Mpdbs: A Multi-Level Parallel Database System Based on B-Tree
Lei Yu,Ge Fu,Yan Jin,Xiaojia Xiang,Huaiyuan Tan,Hong Zhang,Xinran Liu,Xiaobo Zhu
DOI: https://doi.org/10.1109/snpd.2015.7176228
2015-01-01
Abstract:Parallel processing system has been extensively developed and used in numerous commercial servers for large-scale data analysis. However, the issues of scalability, reliability and efficiency cannot be achieved simultaneously. Motivated by this observation, a Multi-level Parallel Database System based on B-tree structure (MPDBS) is designed for large-scale structured data and semi-structured data. Correspondingly, a multi-level index scheme (MLIS) is proposed in this paper. Based on MPDBS framework and MLIS scheme, the system can parallel execute analyzing task and full-text query efficiently, meanwhile reducing the network I/O and disk I/O greatly.
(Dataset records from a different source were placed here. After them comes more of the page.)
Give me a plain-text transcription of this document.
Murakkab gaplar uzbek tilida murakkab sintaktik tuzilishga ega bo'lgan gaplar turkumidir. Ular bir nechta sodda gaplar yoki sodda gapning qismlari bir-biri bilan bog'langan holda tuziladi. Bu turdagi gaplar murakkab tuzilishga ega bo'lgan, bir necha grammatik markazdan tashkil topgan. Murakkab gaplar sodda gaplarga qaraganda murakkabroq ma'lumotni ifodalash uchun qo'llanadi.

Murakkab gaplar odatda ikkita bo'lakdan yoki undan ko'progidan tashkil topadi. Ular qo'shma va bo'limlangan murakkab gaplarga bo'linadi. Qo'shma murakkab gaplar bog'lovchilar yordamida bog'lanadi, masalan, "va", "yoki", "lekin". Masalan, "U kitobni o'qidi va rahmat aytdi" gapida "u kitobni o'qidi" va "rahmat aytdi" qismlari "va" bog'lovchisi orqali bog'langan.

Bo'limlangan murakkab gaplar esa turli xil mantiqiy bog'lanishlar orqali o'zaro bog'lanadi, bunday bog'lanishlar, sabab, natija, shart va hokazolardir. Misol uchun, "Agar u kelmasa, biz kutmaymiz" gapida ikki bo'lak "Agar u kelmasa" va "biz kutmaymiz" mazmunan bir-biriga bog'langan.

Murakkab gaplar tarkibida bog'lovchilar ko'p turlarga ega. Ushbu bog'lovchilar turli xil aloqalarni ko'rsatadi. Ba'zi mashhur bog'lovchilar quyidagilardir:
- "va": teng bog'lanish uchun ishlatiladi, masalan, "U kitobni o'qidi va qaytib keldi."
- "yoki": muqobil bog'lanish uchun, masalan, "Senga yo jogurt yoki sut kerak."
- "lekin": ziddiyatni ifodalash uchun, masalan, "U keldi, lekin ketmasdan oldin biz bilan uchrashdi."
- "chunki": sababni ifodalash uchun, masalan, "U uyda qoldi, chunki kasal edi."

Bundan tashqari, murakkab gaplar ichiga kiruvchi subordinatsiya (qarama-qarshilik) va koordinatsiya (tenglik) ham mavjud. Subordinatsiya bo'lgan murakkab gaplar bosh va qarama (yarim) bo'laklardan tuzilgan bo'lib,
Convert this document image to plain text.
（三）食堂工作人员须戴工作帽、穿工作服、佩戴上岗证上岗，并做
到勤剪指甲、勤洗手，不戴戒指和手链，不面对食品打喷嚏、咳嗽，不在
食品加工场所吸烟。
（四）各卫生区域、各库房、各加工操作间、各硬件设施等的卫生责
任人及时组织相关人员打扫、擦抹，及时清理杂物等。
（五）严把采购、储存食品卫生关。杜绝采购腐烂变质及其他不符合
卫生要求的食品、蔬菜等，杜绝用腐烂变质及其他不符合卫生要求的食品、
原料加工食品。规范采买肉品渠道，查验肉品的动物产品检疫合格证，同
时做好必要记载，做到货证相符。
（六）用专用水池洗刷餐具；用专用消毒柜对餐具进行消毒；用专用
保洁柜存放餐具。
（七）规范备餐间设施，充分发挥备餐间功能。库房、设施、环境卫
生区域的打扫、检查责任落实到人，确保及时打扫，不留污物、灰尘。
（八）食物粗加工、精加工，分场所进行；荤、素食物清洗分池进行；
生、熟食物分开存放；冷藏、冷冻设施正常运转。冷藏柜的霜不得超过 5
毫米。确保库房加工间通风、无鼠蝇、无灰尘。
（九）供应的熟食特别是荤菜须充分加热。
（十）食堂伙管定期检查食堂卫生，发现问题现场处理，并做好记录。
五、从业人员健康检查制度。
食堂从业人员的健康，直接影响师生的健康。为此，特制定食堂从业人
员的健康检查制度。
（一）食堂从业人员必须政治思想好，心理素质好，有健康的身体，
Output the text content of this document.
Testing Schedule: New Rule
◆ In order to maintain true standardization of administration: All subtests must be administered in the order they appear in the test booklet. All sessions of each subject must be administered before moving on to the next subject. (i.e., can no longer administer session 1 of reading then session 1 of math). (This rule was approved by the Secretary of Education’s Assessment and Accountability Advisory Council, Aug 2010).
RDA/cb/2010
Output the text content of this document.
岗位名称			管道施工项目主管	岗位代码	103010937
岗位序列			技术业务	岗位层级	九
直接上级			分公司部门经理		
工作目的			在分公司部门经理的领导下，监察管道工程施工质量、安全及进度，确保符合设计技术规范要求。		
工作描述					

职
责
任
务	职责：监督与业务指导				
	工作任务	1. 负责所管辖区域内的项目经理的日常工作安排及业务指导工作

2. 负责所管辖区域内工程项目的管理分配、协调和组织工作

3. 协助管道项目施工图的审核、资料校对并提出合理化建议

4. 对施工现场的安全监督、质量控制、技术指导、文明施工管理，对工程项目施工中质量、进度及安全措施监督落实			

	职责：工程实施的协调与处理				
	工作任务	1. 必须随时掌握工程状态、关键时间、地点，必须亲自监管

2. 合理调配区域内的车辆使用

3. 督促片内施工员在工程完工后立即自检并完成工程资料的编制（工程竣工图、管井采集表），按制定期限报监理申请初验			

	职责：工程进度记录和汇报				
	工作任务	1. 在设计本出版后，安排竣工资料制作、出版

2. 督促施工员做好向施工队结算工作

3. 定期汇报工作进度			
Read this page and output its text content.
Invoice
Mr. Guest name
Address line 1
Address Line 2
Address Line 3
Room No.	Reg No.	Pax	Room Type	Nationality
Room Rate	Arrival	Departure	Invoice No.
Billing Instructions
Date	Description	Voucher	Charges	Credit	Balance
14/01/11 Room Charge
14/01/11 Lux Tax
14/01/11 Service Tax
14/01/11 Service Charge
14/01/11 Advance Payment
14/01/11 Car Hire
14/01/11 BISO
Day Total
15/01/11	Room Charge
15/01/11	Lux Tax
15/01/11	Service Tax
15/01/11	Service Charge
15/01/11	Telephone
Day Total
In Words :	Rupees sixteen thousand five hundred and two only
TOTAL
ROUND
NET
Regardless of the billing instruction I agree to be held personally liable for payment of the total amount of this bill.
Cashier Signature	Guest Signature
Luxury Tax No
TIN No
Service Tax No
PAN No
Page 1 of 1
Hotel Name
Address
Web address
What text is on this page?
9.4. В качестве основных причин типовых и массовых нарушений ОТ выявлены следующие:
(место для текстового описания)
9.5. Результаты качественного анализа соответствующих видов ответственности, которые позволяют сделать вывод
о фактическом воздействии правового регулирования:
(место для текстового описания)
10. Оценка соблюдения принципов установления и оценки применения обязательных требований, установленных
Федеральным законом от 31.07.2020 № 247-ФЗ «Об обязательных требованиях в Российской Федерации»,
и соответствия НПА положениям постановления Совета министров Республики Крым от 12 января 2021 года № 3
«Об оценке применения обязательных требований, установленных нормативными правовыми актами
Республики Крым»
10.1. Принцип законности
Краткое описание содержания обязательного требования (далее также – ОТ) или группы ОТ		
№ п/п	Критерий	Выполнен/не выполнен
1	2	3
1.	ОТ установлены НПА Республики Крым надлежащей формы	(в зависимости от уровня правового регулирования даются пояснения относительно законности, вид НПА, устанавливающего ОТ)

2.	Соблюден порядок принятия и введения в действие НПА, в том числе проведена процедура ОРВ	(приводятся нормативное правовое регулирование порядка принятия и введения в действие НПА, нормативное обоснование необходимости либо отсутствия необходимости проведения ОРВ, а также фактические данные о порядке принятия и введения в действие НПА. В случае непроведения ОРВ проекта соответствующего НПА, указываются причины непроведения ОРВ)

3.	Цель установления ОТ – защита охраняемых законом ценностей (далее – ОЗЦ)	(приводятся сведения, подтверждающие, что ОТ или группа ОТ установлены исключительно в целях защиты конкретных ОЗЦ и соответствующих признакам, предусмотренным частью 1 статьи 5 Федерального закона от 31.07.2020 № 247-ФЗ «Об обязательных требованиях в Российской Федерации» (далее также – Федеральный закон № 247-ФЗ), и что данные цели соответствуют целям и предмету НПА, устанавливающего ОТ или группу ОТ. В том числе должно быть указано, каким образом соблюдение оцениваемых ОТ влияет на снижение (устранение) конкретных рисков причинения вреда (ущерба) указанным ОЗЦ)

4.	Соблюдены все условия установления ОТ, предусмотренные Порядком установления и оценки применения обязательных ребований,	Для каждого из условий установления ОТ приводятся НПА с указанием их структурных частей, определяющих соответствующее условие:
The optimal architecture of MPDBS is also derived by mathematical approach. Experimental results show that, given the same hardware configuration and TPC-H benchmark, comparing with Hive using Hadoop Distributed File System (HDFS), the query (i.e., statistical query, keyword query and point query) latency on 200GB commercial data for the proposed MPDBS is declined by 95%.